We decided to partake in one of American Express's case study challenges, and both found the multi-step authentication challenge intriguing. Having never worked with facial or vocal recognition or any type of related software, we knew it would probably take the entire weekend to get a functional product, but figured it would be an excellent learning experience.
What it does
The facial recognition software starts by taking 10 pictures of the user in a second. It uses those pictures as a base and generates a variation matrix, composed of 10 vectors of differences of each picture from the average. This data is what can be stored for each customer, amounting to roughly 250KB of floating-point data (but can be increased or reduced depending on requirements). We then take a picture of the user attempting to authenticate. The variation matrix undergoes singular value decomposition to create a "plane" of face data, and then the picture from the authenticatee is projected onto the plane with a certain "success" ratio defining how well it projects. For high projection ratios, the user is authenticated.
The vocal software simply takes an input blurb from the authenticatee and uses fast fourier transforms to get a sound spectrum of the various frequencies, as well as generates the decibel power level of the voice. These two values can be used to differentiate the actual account owner from a fraudulent user attempting to gain access.
How I built it
The code is all written in Python 2.7 with various libraries, primarily OpenCV and Numpy for the facial recognition, and Wave, Numpy, and Pylab.
Challenges I ran into
Originally we wished to upload the matrix data into the cloud and have all SVD computations and comparisons done on Wolfram's cloud computing platform, but the raw amount of data we had was not easily transferred. We also ran into numerous issues getting OpenCV to recognize our faces and ignore face-like objects (it had a strange attachment to my left shoulder as a face...)

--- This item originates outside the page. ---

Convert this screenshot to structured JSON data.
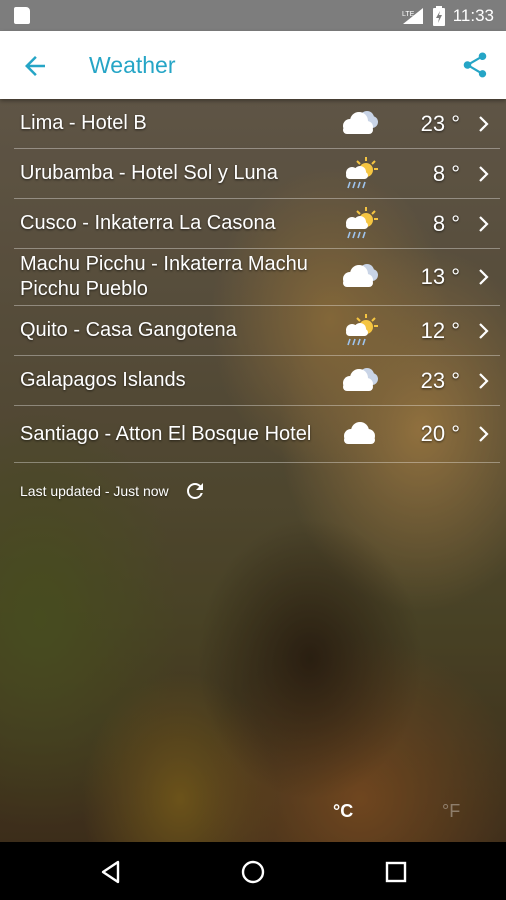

Accomplishments that I'm proud of
Even though it's difficult to get clean data from both services, the data yield is incredibly accurate when it does turn out correctly. With better hardware and a better trained facial recognition software, authentication via "selfie" could be achieved.
What I learned
I learned how to manipulate graphics on the fly, as well as audio. I learned how to extract data from the two sources, as well as how to process them to accomplish various tasks.
What's next for VeriFace
I still have much to learn about graphics processing and facial recognition, as well as about the various quirks of OpenCV. Before attempting to further VeriFace, I intend to learn more about the code base behind OpenCV as well as the theory behind image processing.